Los precios del petróleo han experimentado un notable aumento, alcanzando niveles cercanos a los $90 por barril, lo que marca una de las mayores alzas semanales en años. Este incremento se debe en gran parte a las interrupciones en el suministro de petróleo en el Medio Oriente y a las preocupaciones sobre la seguridad del tránsito marítimo a través del estrecho de Ormuz, un pasaje crucial para el comercio global de crudo.

En la jornada del viernes, el crudo Brent se cotizaba por encima de los $88 por barril, con un aumento superior al 4% en comparación con el día anterior. Por su parte, el West Texas Intermediate, referencia en Estados Unidos, alcanzó los $85.90 por barril, sumando más de $4.80 en su cotización. Este aumento es significativo, ya que el crudo Murban, un indicador clave para Asia, se acercaba a la barrera de los $100 por barril, lo que indica una presión creciente sobre los costos de las refinerías en esa región.

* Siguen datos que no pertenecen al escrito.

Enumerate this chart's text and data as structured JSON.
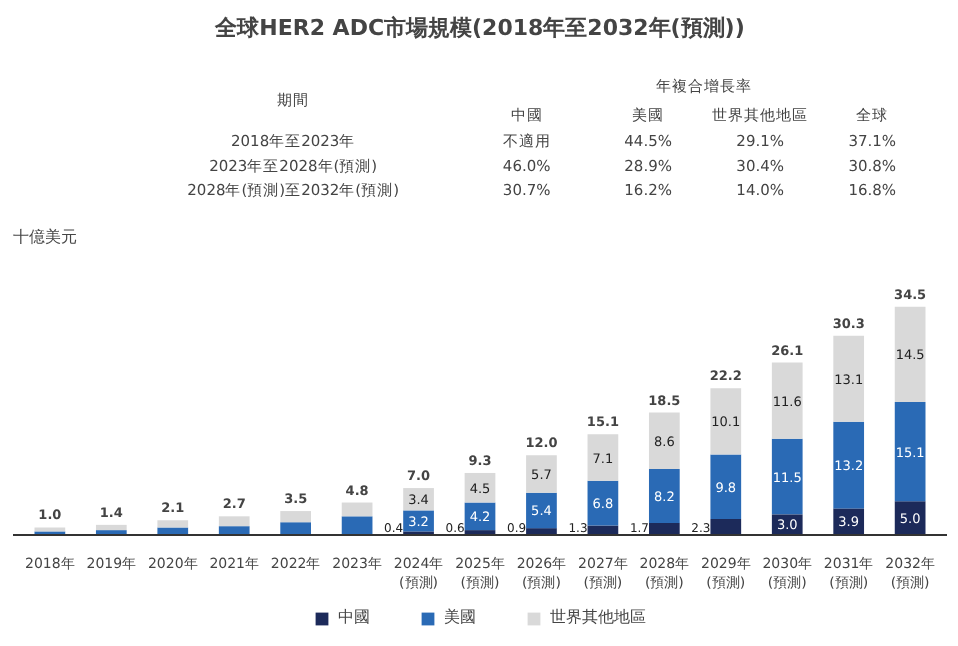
{
  "chart_data": {
    "type": "bar",
    "stacked": true,
    "title": "全球HER2 ADC市場規模(2018年至2032年(預測))",
    "categories": [
      "2018年",
      "2019年",
      "2020年",
      "2021年",
      "2022年",
      "2023年",
      "2024年\n(預測)",
      "2025年\n(預測)",
      "2026年\n(預測)",
      "2027年\n(預測)",
      "2028年\n(預測)",
      "2029年\n(預測)",
      "2030年\n(預測)",
      "2031年\n(預測)",
      "2032年\n(預測)"
    ],
    "series": [
      {
        "name": "中國",
        "color": "#1c2a5a",
        "values": [
          null,
          null,
          null,
          null,
          null,
          null,
          0.4,
          0.6,
          0.9,
          1.3,
          1.7,
          2.3,
          3.0,
          3.9,
          5.0
        ],
        "value_labels": [
          null,
          null,
          null,
          null,
          null,
          null,
          "0.4",
          "0.6",
          "0.9",
          "1.3",
          "1.7",
          "2.3",
          "3.0",
          "3.9",
          "5.0"
        ]
      },
      {
        "name": "美國",
        "color": "#2a6ab5",
        "values": [
          0.4,
          0.6,
          1.0,
          1.2,
          1.8,
          2.7,
          3.2,
          4.2,
          5.4,
          6.8,
          8.2,
          9.8,
          11.5,
          13.2,
          15.1
        ],
        "value_labels": [
          null,
          null,
          null,
          null,
          null,
          null,
          "3.2",
          "4.2",
          "5.4",
          "6.8",
          "8.2",
          "9.8",
          "11.5",
          "13.2",
          "15.1"
        ]
      },
      {
        "name": "世界其他地區",
        "color": "#d9d9d9",
        "values": [
          0.6,
          0.8,
          1.1,
          1.5,
          1.7,
          2.1,
          3.4,
          4.5,
          5.7,
          7.1,
          8.6,
          10.1,
          11.6,
          13.1,
          14.5
        ],
        "value_labels": [
          null,
          null,
          null,
          null,
          null,
          null,
          "3.4",
          "4.5",
          "5.7",
          "7.1",
          "8.6",
          "10.1",
          "11.6",
          "13.1",
          "14.5"
        ]
      }
    ],
    "totals": [
      "1.0",
      "1.4",
      "2.1",
      "2.7",
      "3.5",
      "4.8",
      "7.0",
      "9.3",
      "12.0",
      "15.1",
      "18.5",
      "22.2",
      "26.1",
      "30.3",
      "34.5"
    ],
    "annotations": [
      "期間",
      "年複合增長率",
      "中國",
      "美國",
      "世界其他地區",
      "全球",
      "2018年至2023年",
      "不適用",
      "44.5%",
      "29.1%",
      "37.1%",
      "2023年至2028年(預測)",
      "46.0%",
      "28.9%",
      "30.4%",
      "30.8%",
      "2028年(預測)至2032年(預測)",
      "30.7%",
      "16.2%",
      "14.0%",
      "16.8%",
      "十億美元"
    ],
    "legend": "bottom",
    "grid": false
  }
}
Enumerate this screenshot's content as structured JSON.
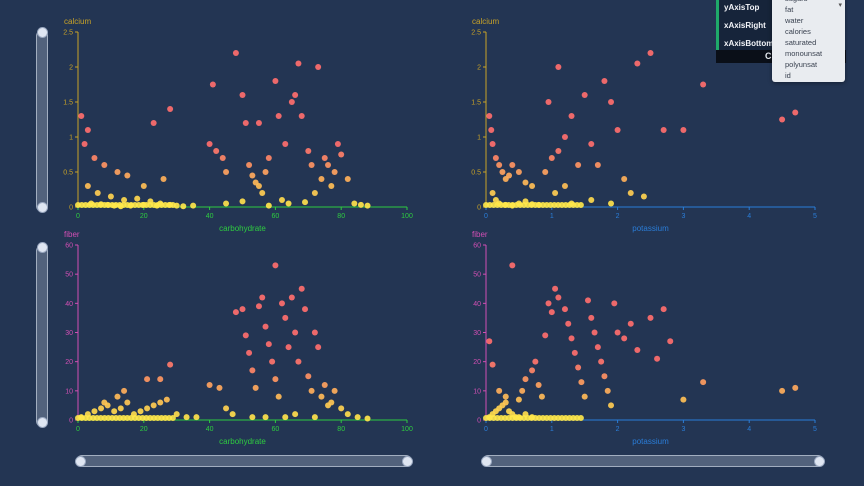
{
  "config": {
    "rows": [
      "yAxisTop",
      "xAxisRight",
      "xAxisBottom"
    ],
    "strip_text": "C"
  },
  "dropdown": {
    "options": [
      "sugars",
      "fat",
      "water",
      "calories",
      "saturated",
      "monounsat",
      "polyunsat",
      "id"
    ]
  },
  "colors": {
    "background": "#233553",
    "x_axis_left": "#2ecc40",
    "x_axis_right": "#2a7dd8",
    "y_axis_top": "#c8a227",
    "y_axis_bottom": "#d24fb4",
    "point_high": "#ff6e6e",
    "point_low": "#ffe84a"
  },
  "chart_data": [
    {
      "type": "scatter",
      "xlabel": "carbohydrate",
      "ylabel": "calcium",
      "xlim": [
        0,
        100
      ],
      "ylim": [
        0,
        2.5
      ],
      "xticks": [
        0,
        20,
        40,
        60,
        80,
        100
      ],
      "yticks": [
        0,
        0.5,
        1,
        1.5,
        2,
        2.5
      ],
      "points": [
        [
          1,
          1.3
        ],
        [
          3,
          1.1
        ],
        [
          2,
          0.9
        ],
        [
          5,
          0.7
        ],
        [
          8,
          0.6
        ],
        [
          12,
          0.5
        ],
        [
          15,
          0.45
        ],
        [
          3,
          0.3
        ],
        [
          6,
          0.2
        ],
        [
          10,
          0.15
        ],
        [
          14,
          0.1
        ],
        [
          18,
          0.12
        ],
        [
          22,
          0.08
        ],
        [
          25,
          0.05
        ],
        [
          28,
          0.03
        ],
        [
          30,
          0.02
        ],
        [
          4,
          0.05
        ],
        [
          7,
          0.04
        ],
        [
          9,
          0.03
        ],
        [
          11,
          0.02
        ],
        [
          13,
          0.01
        ],
        [
          16,
          0.02
        ],
        [
          20,
          0.03
        ],
        [
          24,
          0.02
        ],
        [
          32,
          0.01
        ],
        [
          35,
          0.02
        ],
        [
          20,
          0.3
        ],
        [
          26,
          0.4
        ],
        [
          28,
          1.4
        ],
        [
          23,
          1.2
        ],
        [
          40,
          0.9
        ],
        [
          42,
          0.8
        ],
        [
          44,
          0.7
        ],
        [
          45,
          0.5
        ],
        [
          41,
          1.75
        ],
        [
          48,
          2.2
        ],
        [
          50,
          1.6
        ],
        [
          51,
          1.2
        ],
        [
          52,
          0.6
        ],
        [
          53,
          0.45
        ],
        [
          54,
          0.35
        ],
        [
          55,
          0.3
        ],
        [
          56,
          0.2
        ],
        [
          57,
          0.5
        ],
        [
          58,
          0.7
        ],
        [
          55,
          1.2
        ],
        [
          60,
          1.8
        ],
        [
          61,
          1.3
        ],
        [
          63,
          0.9
        ],
        [
          65,
          1.5
        ],
        [
          66,
          1.6
        ],
        [
          67,
          2.05
        ],
        [
          68,
          1.3
        ],
        [
          70,
          0.8
        ],
        [
          71,
          0.6
        ],
        [
          72,
          0.2
        ],
        [
          73,
          2.0
        ],
        [
          74,
          0.4
        ],
        [
          75,
          0.7
        ],
        [
          76,
          0.6
        ],
        [
          77,
          0.3
        ],
        [
          78,
          0.5
        ],
        [
          79,
          0.9
        ],
        [
          80,
          0.75
        ],
        [
          82,
          0.4
        ],
        [
          84,
          0.05
        ],
        [
          86,
          0.03
        ],
        [
          88,
          0.02
        ],
        [
          62,
          0.1
        ],
        [
          64,
          0.05
        ],
        [
          69,
          0.07
        ],
        [
          45,
          0.05
        ],
        [
          50,
          0.08
        ],
        [
          58,
          0.02
        ]
      ]
    },
    {
      "type": "scatter",
      "xlabel": "potassium",
      "ylabel": "calcium",
      "xlim": [
        0,
        5
      ],
      "ylim": [
        0,
        2.5
      ],
      "xticks": [
        0,
        1,
        2,
        3,
        4,
        5
      ],
      "yticks": [
        0,
        0.5,
        1,
        1.5,
        2,
        2.5
      ],
      "points": [
        [
          0.05,
          1.3
        ],
        [
          0.08,
          1.1
        ],
        [
          0.1,
          0.9
        ],
        [
          0.15,
          0.7
        ],
        [
          0.2,
          0.6
        ],
        [
          0.25,
          0.5
        ],
        [
          0.3,
          0.4
        ],
        [
          0.35,
          0.45
        ],
        [
          0.4,
          0.6
        ],
        [
          0.5,
          0.5
        ],
        [
          0.6,
          0.35
        ],
        [
          0.1,
          0.2
        ],
        [
          0.15,
          0.1
        ],
        [
          0.2,
          0.05
        ],
        [
          0.3,
          0.03
        ],
        [
          0.4,
          0.02
        ],
        [
          0.5,
          0.05
        ],
        [
          0.6,
          0.08
        ],
        [
          0.7,
          0.04
        ],
        [
          0.8,
          0.03
        ],
        [
          0.9,
          0.5
        ],
        [
          1.0,
          0.7
        ],
        [
          1.1,
          0.8
        ],
        [
          1.2,
          1.0
        ],
        [
          0.95,
          1.5
        ],
        [
          1.1,
          2.0
        ],
        [
          1.3,
          1.3
        ],
        [
          1.5,
          1.6
        ],
        [
          1.6,
          0.9
        ],
        [
          1.7,
          0.6
        ],
        [
          1.8,
          1.8
        ],
        [
          1.9,
          1.5
        ],
        [
          2.0,
          1.1
        ],
        [
          2.1,
          0.4
        ],
        [
          2.2,
          0.2
        ],
        [
          2.3,
          2.05
        ],
        [
          2.5,
          2.2
        ],
        [
          2.7,
          1.1
        ],
        [
          3.0,
          1.1
        ],
        [
          3.3,
          1.75
        ],
        [
          4.5,
          1.25
        ],
        [
          4.7,
          1.35
        ],
        [
          1.3,
          0.05
        ],
        [
          1.6,
          0.1
        ],
        [
          1.2,
          0.3
        ],
        [
          0.7,
          0.3
        ],
        [
          1.4,
          0.6
        ],
        [
          2.4,
          0.15
        ],
        [
          1.05,
          0.2
        ],
        [
          1.9,
          0.05
        ]
      ]
    },
    {
      "type": "scatter",
      "xlabel": "carbohydrate",
      "ylabel": "fiber",
      "xlim": [
        0,
        100
      ],
      "ylim": [
        0,
        60
      ],
      "xticks": [
        0,
        20,
        40,
        60,
        80,
        100
      ],
      "yticks": [
        0,
        10,
        20,
        30,
        40,
        50,
        60
      ],
      "points": [
        [
          1,
          1
        ],
        [
          3,
          2
        ],
        [
          5,
          3
        ],
        [
          7,
          4
        ],
        [
          9,
          5
        ],
        [
          11,
          3
        ],
        [
          13,
          4
        ],
        [
          15,
          6
        ],
        [
          17,
          2
        ],
        [
          19,
          3
        ],
        [
          21,
          4
        ],
        [
          23,
          5
        ],
        [
          25,
          6
        ],
        [
          27,
          7
        ],
        [
          12,
          8
        ],
        [
          8,
          6
        ],
        [
          14,
          10
        ],
        [
          21,
          14
        ],
        [
          28,
          19
        ],
        [
          25,
          14
        ],
        [
          30,
          2
        ],
        [
          33,
          1
        ],
        [
          36,
          1
        ],
        [
          40,
          12
        ],
        [
          43,
          11
        ],
        [
          45,
          4
        ],
        [
          48,
          37
        ],
        [
          50,
          38
        ],
        [
          51,
          29
        ],
        [
          52,
          23
        ],
        [
          53,
          17
        ],
        [
          54,
          11
        ],
        [
          55,
          39
        ],
        [
          56,
          42
        ],
        [
          57,
          32
        ],
        [
          58,
          26
        ],
        [
          59,
          20
        ],
        [
          60,
          14
        ],
        [
          61,
          8
        ],
        [
          62,
          40
        ],
        [
          63,
          35
        ],
        [
          64,
          25
        ],
        [
          65,
          42
        ],
        [
          66,
          30
        ],
        [
          67,
          20
        ],
        [
          68,
          45
        ],
        [
          69,
          38
        ],
        [
          70,
          15
        ],
        [
          71,
          10
        ],
        [
          72,
          30
        ],
        [
          73,
          25
        ],
        [
          74,
          8
        ],
        [
          75,
          12
        ],
        [
          76,
          5
        ],
        [
          77,
          6
        ],
        [
          78,
          10
        ],
        [
          80,
          4
        ],
        [
          82,
          2
        ],
        [
          85,
          1
        ],
        [
          88,
          0.5
        ],
        [
          60,
          53
        ],
        [
          47,
          2
        ],
        [
          53,
          1
        ],
        [
          57,
          1
        ],
        [
          63,
          1
        ],
        [
          66,
          2
        ],
        [
          72,
          1
        ]
      ]
    },
    {
      "type": "scatter",
      "xlabel": "potassium",
      "ylabel": "fiber",
      "xlim": [
        0,
        5
      ],
      "ylim": [
        0,
        60
      ],
      "xticks": [
        0,
        1,
        2,
        3,
        4,
        5
      ],
      "yticks": [
        0,
        10,
        20,
        30,
        40,
        50,
        60
      ],
      "points": [
        [
          0.05,
          1
        ],
        [
          0.1,
          2
        ],
        [
          0.15,
          3
        ],
        [
          0.2,
          4
        ],
        [
          0.25,
          5
        ],
        [
          0.3,
          6
        ],
        [
          0.35,
          3
        ],
        [
          0.4,
          2
        ],
        [
          0.45,
          1
        ],
        [
          0.5,
          7
        ],
        [
          0.55,
          10
        ],
        [
          0.6,
          14
        ],
        [
          0.7,
          17
        ],
        [
          0.75,
          20
        ],
        [
          0.8,
          12
        ],
        [
          0.85,
          8
        ],
        [
          0.9,
          29
        ],
        [
          0.95,
          40
        ],
        [
          1.0,
          37
        ],
        [
          1.05,
          45
        ],
        [
          1.1,
          42
        ],
        [
          1.2,
          38
        ],
        [
          1.25,
          33
        ],
        [
          1.3,
          28
        ],
        [
          1.35,
          23
        ],
        [
          1.4,
          18
        ],
        [
          1.45,
          13
        ],
        [
          1.5,
          8
        ],
        [
          1.55,
          41
        ],
        [
          1.6,
          35
        ],
        [
          1.65,
          30
        ],
        [
          1.7,
          25
        ],
        [
          1.75,
          20
        ],
        [
          1.8,
          15
        ],
        [
          1.85,
          10
        ],
        [
          1.9,
          5
        ],
        [
          1.95,
          40
        ],
        [
          2.0,
          30
        ],
        [
          2.1,
          28
        ],
        [
          2.2,
          33
        ],
        [
          2.3,
          24
        ],
        [
          2.5,
          35
        ],
        [
          2.6,
          21
        ],
        [
          2.7,
          38
        ],
        [
          2.8,
          27
        ],
        [
          3.0,
          7
        ],
        [
          3.3,
          13
        ],
        [
          4.5,
          10
        ],
        [
          4.7,
          11
        ],
        [
          0.4,
          53
        ],
        [
          0.05,
          27
        ],
        [
          0.1,
          19
        ],
        [
          0.2,
          10
        ],
        [
          0.3,
          8
        ],
        [
          0.5,
          1
        ],
        [
          0.6,
          2
        ],
        [
          0.7,
          1
        ]
      ]
    }
  ]
}
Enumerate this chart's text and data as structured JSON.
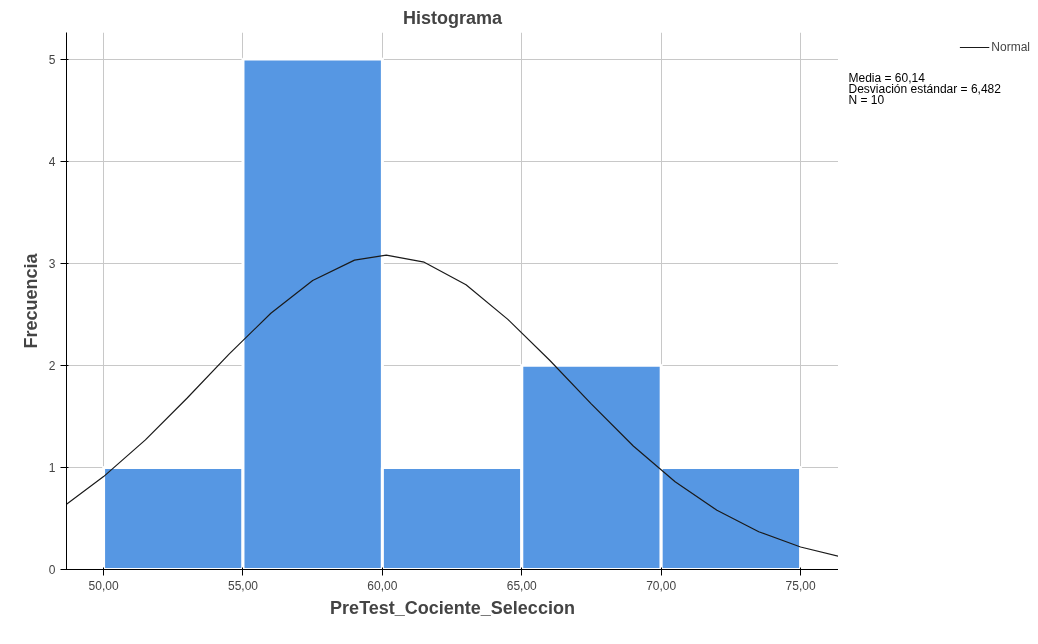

El contexto geopolítico ha generado un efecto dominó en los mercados, donde los traders están ajustando sus expectativas ante la posibilidad de que las exportaciones desde el Golfo Pérsico enfrenten mayores desafíos logísticos. A pesar de la diversificación de proveedores, la incertidumbre en torno a la seguridad en el estrecho de Ormuz ha llevado a un aumento en la demanda de crudo estadounidense, lo que ha comprimido la diferencia de precios entre Brent y WTI.

La Casa Blanca ha comenzado a considerar medidas para mitigar el impacto económico de estos precios en aumento, lo que podría influir en el comportamiento del mercado en el corto plazo. Sin embargo, mientras persista la incertidumbre en la región, es probable que los precios del petróleo continúen siendo volátiles, con el umbral de los $90 ahora firmemente al alcance del Brent y precios de tres dígitos ya visibles en algunas partes del sistema de referencia global.